Vendredi 27 février 2026

Vendredi de la 1ère semaine de Carême

Abstinence de viande

Un Père tout-puissant

Parce que la bonté de Dieu est sans limite, notre abandon à sa volonté peut être aussi sans limite : tel est le secret de la voie d'enfance spirituelle, la "petite voie" de sainte Thérèse de l'Enfant-Jésus :

Rester petite enfant devant le bon Dieu, c'est reconnaître son néant, attendre tout du bon Dieu, comme un petit enfant attend tout de son père ; c'est ne s'inquiéter de rien, ne point gagner de fortune. Même chez les pauvres, on donne à l'enfant ce qui lui est nécessaire, mais aussitôt qu'il grandit son père ne veut plus le nourrir et lui dit : "Travaille maintenant, tu peux te suffire à toi-même." C'est pour ne pas entendre cela que je n'ai pas voulu grandir, me sentant incapable de gagner ma vie, la vie éternelle du Ciel. Je suis donc restée toujours petite, n'ayant d'autre occupation que celle de cueillir des fleurs, les fleurs de l'amour et du sacrifice, et de les offrir au bon Dieu pour son plaisir.

Être petit, c'est encore ne point s'attribuer à soi-même les vertus qu'on pratique, se croyant capable de quelque chose, mais reconnaître que le bon Dieu pose ce trésor dans la main de son petit enfant pour qu'il s'en serve quand il en a besoin ; mais c'est toujours le trésor du bon Dieu. Enfin, c'est de ne point se décourager de ses fautes, car les enfants tombent souvent, mais ils sont trop petits pour se faire beaucoup de mal.

Sainte Thérèse de l’Enfant-Jésus, 6 août 1897

"Je crois en Dieu le Père tout-puissant…" : toute notre foi chrétienne, tout notre Credo, tient dans ce mot de Père, qui appelle notre abandon inconditionnel entre les mains de celui dont la toute-puissance est celle d'un amour inépuisable. Toute la vie chrétienne, toute la prière du chrétien tient dans l'acceptation de cette réalité vertigineuse :

"Mon Père, je remets mon esprit entre vos mains…"

C’est la dernière prière de notre Maître, de notre Bien aimé... puisse-t-elle être la nôtre... Et qu’elle soit non seulement celle de notre dernier instant, mais celle de tous nos instants : Mon Père, je me remets entre vos mains ; mon Père, je me confie à vous ; mon Père, je m’abandonne à vous ; mon Père, faites de moi ce qu’il vous plaira ; quoi que vous fassiez de moi, je vous remercie ; merci de tout ; je suis prêt, à tout ; j’accepte tout ; je vous remercie de tout ; pourvu que votre volonté se fasse en moi, mon Dieu, pourvu que votre volonté se fasse en toutes vos créatures, en tous vos enfants, en tous ceux que votre cœur aime, je ne désire rien d’autre, mon Dieu ; je remets mon âme entre vos mains ; je vous la donne, mon Dieu, avec tout l’amour de mon cœur, parce que je vous aime, et que ce m’est un besoin d’amour de me donner,  de me remettre en vos mains sans mesure ; je me remets entre vos mains avec une infinie confiance, car vous êtes mon Père. 

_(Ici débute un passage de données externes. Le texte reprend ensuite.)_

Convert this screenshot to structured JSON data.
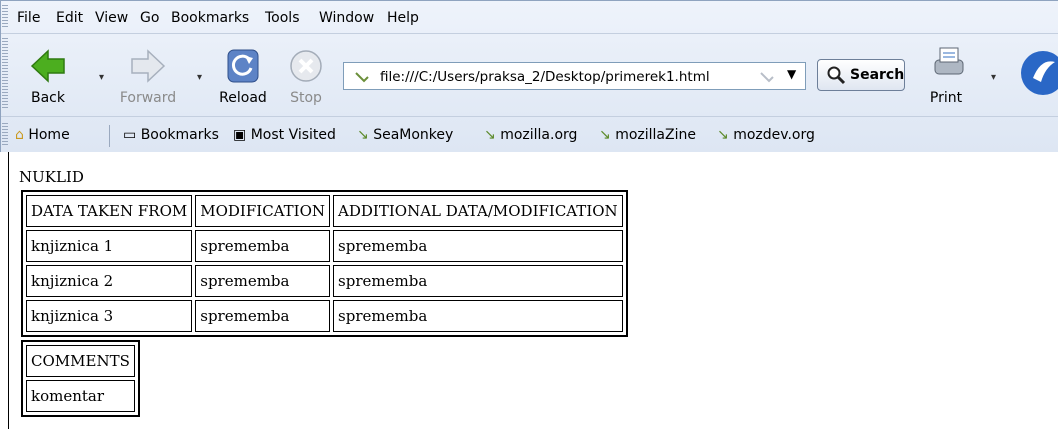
{
  "menu": [
    "File",
    "Edit",
    "View",
    "Go",
    "Bookmarks",
    "Tools",
    "Window",
    "Help"
  ],
  "toolbar": {
    "back": "Back",
    "forward": "Forward",
    "reload": "Reload",
    "stop": "Stop",
    "url": "file:///C:/Users/praksa_2/Desktop/primerek1.html",
    "search": "Search",
    "print": "Print"
  },
  "bookmarks": [
    "Home",
    "Bookmarks",
    "Most Visited",
    "SeaMonkey",
    "mozilla.org",
    "mozillaZine",
    "mozdev.org"
  ],
  "page": {
    "title": "NUKLID",
    "table1": {
      "headers": [
        "DATA TAKEN FROM",
        "MODIFICATION",
        "ADDITIONAL DATA/MODIFICATION"
      ],
      "rows": [
        [
          "knjiznica 1",
          "sprememba",
          "sprememba"
        ],
        [
          "knjiznica 2",
          "sprememba",
          "sprememba"
        ],
        [
          "knjiznica 3",
          "sprememba",
          "sprememba"
        ]
      ]
    },
    "table2": {
      "header": "COMMENTS",
      "value": "komentar"
    }
  }
}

Saint Charles de Foucauld, Prière d'abandon

L´Auteur :

Thérèse de l’Enfant-Jésus (Sainte, 1873-1897)

Née à Alençon, étoile filante dans la nuit rationaliste de son siècle, Thérèse Martin entre encore adolescente au carmel de Lisieux. Elle vit dans un joyeux abandon les épreuves les plus rudes du corps et de l’âme avant de conclure à 25 ans  : « C’est dans les bras du bon Dieu que je tombe  !  »

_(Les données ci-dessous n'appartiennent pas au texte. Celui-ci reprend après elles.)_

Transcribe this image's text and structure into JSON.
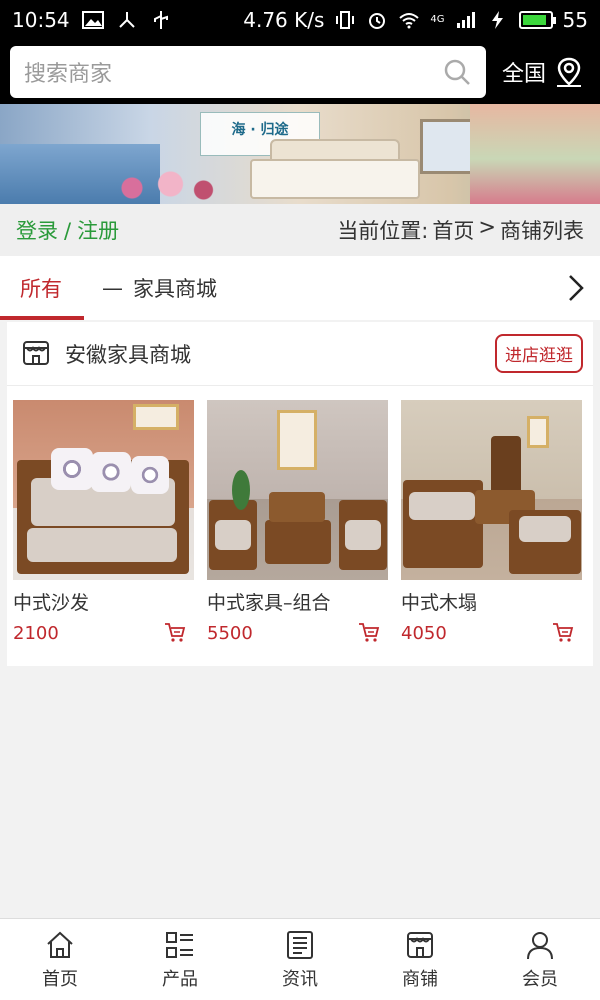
{
  "status_bar": {
    "time": "10:54",
    "network_speed": "4.76 K/s",
    "signal_type": "4G",
    "battery_level": "55",
    "battery_fill_percent": 90,
    "colors": {
      "battery": "#3bd63b"
    }
  },
  "search": {
    "placeholder": "搜索商家",
    "icon": "search-icon"
  },
  "region": {
    "label": "全国",
    "icon": "location-pin-icon"
  },
  "banner": {
    "title": "海 · 归途"
  },
  "auth": {
    "login": "登录",
    "separator": "/",
    "register": "注册"
  },
  "breadcrumb": {
    "prefix": "当前位置:",
    "home": "首页",
    "arrow": ">",
    "current": "商铺列表"
  },
  "tabs": {
    "items": [
      {
        "label": "所有",
        "active": true
      },
      {
        "label": "家具商城",
        "prefix": "—"
      }
    ],
    "more_icon": "chevron-right-icon"
  },
  "store": {
    "icon": "shop-icon",
    "name": "安徽家具商城",
    "visit_button": "进店逛逛"
  },
  "products": [
    {
      "name": "中式沙发",
      "price": "2100",
      "icon": "cart-icon"
    },
    {
      "name": "中式家具–组合",
      "price": "5500",
      "icon": "cart-icon"
    },
    {
      "name": "中式木塌",
      "price": "4050",
      "icon": "cart-icon"
    }
  ],
  "bottom_nav": {
    "items": [
      {
        "label": "首页",
        "icon": "home-icon"
      },
      {
        "label": "产品",
        "icon": "grid-list-icon"
      },
      {
        "label": "资讯",
        "icon": "news-icon"
      },
      {
        "label": "商铺",
        "icon": "shop-icon"
      },
      {
        "label": "会员",
        "icon": "user-icon"
      }
    ]
  },
  "colors": {
    "accent_red": "#c0282d",
    "login_green": "#2a9a3a"
  }
}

Foucauld (Saint Charles de, 1858-1916)

Né à Strasbourg, orphelin très tôt, Charles de Foucauld connut une jeunesse agitée, entre la vie militaire et l’exploration du Maghreb. Converti à 28 ans, il entre à la Trappe, avant de recevoir le sacerdoce, qu’il vivra comme ermite au Sahara, seul chrétien au milieu des Touaregs, dont il étudie en spécialiste la langue et de la civilisation.